With the expertise of the MTU network
The network enablement team, headed by Jörg Vogl from MTU Maintenance Hannover, is also in action in Fort Worth. This interdisciplinary team supports the sites in the MTU network with new construction, remodeling, and ramp-up projects—offering them expertise, best practices, and close collaboration on-site. The team’s work covers all important topics, including layout and material planning, engineering, production planning, as well as control, quality, and IT.
“We go to the MTU shops specifically to work together with the on-site teams to resolve these challenges,” Vogl says. Another key issue is the development and promotion of standards for MTU sites worldwide. “The aim is to bring together the best practices that exist in the MTU network and improve on them, always with the aim of becoming even more efficient and powerful as a network—for the benefit of MTU customers.”

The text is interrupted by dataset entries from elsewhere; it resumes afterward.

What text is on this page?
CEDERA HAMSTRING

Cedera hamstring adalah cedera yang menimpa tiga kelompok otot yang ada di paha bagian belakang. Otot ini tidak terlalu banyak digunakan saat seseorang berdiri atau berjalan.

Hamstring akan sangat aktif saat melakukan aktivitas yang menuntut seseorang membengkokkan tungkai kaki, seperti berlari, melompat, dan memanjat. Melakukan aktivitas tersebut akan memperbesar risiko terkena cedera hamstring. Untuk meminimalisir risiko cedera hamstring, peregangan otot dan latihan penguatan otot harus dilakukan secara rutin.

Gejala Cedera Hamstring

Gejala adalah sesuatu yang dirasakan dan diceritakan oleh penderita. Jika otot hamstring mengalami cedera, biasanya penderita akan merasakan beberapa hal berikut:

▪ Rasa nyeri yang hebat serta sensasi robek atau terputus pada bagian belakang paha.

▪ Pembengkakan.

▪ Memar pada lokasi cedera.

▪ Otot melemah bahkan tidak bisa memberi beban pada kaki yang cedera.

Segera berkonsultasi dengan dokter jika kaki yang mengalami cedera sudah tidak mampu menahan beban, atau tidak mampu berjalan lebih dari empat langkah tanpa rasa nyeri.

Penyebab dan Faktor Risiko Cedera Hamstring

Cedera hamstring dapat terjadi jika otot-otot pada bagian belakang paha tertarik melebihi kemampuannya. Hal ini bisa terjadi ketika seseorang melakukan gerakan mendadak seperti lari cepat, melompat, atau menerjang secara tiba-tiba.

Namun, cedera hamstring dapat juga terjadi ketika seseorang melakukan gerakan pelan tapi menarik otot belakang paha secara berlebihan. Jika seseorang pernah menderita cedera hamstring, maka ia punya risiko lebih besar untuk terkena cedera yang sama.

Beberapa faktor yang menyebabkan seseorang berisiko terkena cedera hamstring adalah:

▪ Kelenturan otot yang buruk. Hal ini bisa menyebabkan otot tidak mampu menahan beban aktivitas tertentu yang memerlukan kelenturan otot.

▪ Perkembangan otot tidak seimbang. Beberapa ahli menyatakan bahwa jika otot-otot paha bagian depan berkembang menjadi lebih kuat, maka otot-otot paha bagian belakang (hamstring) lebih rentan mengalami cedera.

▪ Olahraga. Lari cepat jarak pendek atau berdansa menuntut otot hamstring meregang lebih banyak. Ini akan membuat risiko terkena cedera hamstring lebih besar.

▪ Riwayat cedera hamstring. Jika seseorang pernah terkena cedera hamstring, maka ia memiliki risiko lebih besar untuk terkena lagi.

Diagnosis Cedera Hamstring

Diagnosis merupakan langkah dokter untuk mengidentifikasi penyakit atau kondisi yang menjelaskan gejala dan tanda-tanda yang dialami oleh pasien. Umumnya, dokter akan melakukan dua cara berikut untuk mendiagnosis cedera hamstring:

All this effort will turn MTU in Fort Worth into a real best-practice shop. “This pooled expertise from across the MTU network will be an enormous help to us in getting set up quickly and efficiently,” Sell says. Additional support will come in the form of experts who transfer to Fort Worth from MTU sites around the world—all of them specialists in their field.

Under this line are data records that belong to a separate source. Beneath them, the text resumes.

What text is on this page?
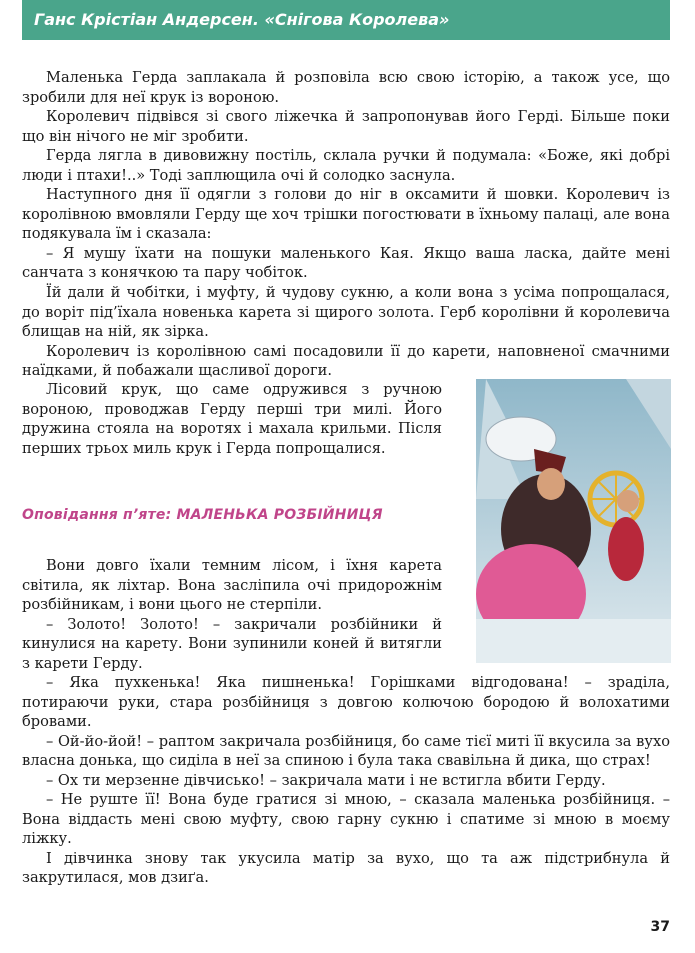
Ганс Крістіан Андерсен. «Снігова Королева»

Маленька Герда заплакала й розповіла всю свою історію, а також усе, що зробили для неї крук із вороною.

Королевич підвівся зі свого ліжечка й запропонував його Герді. Більше поки що він нічого не міг зробити.

Герда лягла в дивовижну постіль, склала ручки й подумала: «Боже, які добрі люди і птахи!..» Тоді заплющила очі й солодко заснула.

Наступного дня її одягли з голови до ніг в оксамити й шовки. Королевич із королівною вмовляли Герду ще хоч трішки погостювати в їхньому палаці, але вона подякувала їм і сказала:

– Я мушу їхати на пошуки маленького Кая. Якщо ваша ласка, дайте мені санчата з конячкою та пару чобіток.

Їй дали й чобітки, і муфту, й чудову сукню, а коли вона з усіма попрощалася, до воріт під’їхала новенька карета зі щирого золота. Герб королівни й королевича блищав на ній, як зірка.

Королевич із королівною самі посадовили її до карети, наповненої смачними наїдками, й побажали щасливої дороги.

Лісовий крук, що саме одружився з ручною вороною, проводжав Герду перші три милі. Його дружина стояла на воротях і махала крильми. Після перших трьох миль крук і Герда попрощалися.

Оповідання п’яте: МАЛЕНЬКА РОЗБІЙНИЦЯ

Вони довго їхали темним лісом, і їхня карета світила, як ліхтар. Вона засліпила очі придорожнім розбійникам, і вони цього не стерпіли.

– Золото! Золото! – закричали розбійники й кинулися на карету. Вони зупинили коней й витягли з карети Герду.

– Яка пухкенька! Яка пишненька! Горішками відгодована! – зраділа, потираючи руки, стара розбійниця з довгою колючою бородою й волохатими бровами.

– Ой-йо-йой! – раптом закричала розбійниця, бо саме тієї миті її вкусила за вухо власна донька, що сиділа в неї за спиною і була така свавільна й дика, що страх!

– Ох ти мерзенне дівчисько! – закричала мати і не встигла вбити Герду.

– Не руште її! Вона буде гратися зі мною, – сказала маленька розбійниця. – Вона віддасть мені свою муфту, свою гарну сукню і спатиме зі мною в моєму ліжку.

І дівчинка знову так укусила матір за вухо, що та аж підстрибнула й закрутилася, мов дзиґа.

37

Premier MRO service provider
One of them is Tobias Wensky-Haferkamp from MTU Maintenance Hannover. This summer, he moved to Fort Worth to be the program manager and contribute his experience in the introduction of engine programs. Wensky-Haferkamp appreciates the dynamism of the up-and-coming MTU site in Texas.
“We’re confident that the ambitious expansion will succeed within a year—not least because the MTU network already has LEAP expertise,” he explains. LEAP engines already make their way to MTU’s Zhuhai site in China for repairs, and as of this summer. The Fort Worth site now makes MTU the sixth exclusive premier MRO service provider in the world for LEAP engines.
For MTU, that means the company is expanding its global maintenance offering for this engine program and extending its cooperation with GE. As an authorized maintenance organization, MTU Maintenance Fort Worth will also provide comprehensive services for the GEnx engine starting in 2030. This is based on a GE Aerospace Branded Services Agreement.
“In recent years, we’ve successfully introduced engines at MTU sites worldwide and benefited from our strong network,” Wensky-Haferkamp says. “We’re convinced that we’ll make a success of this and that we’ll deliver the performance our partners and customers expect from us.”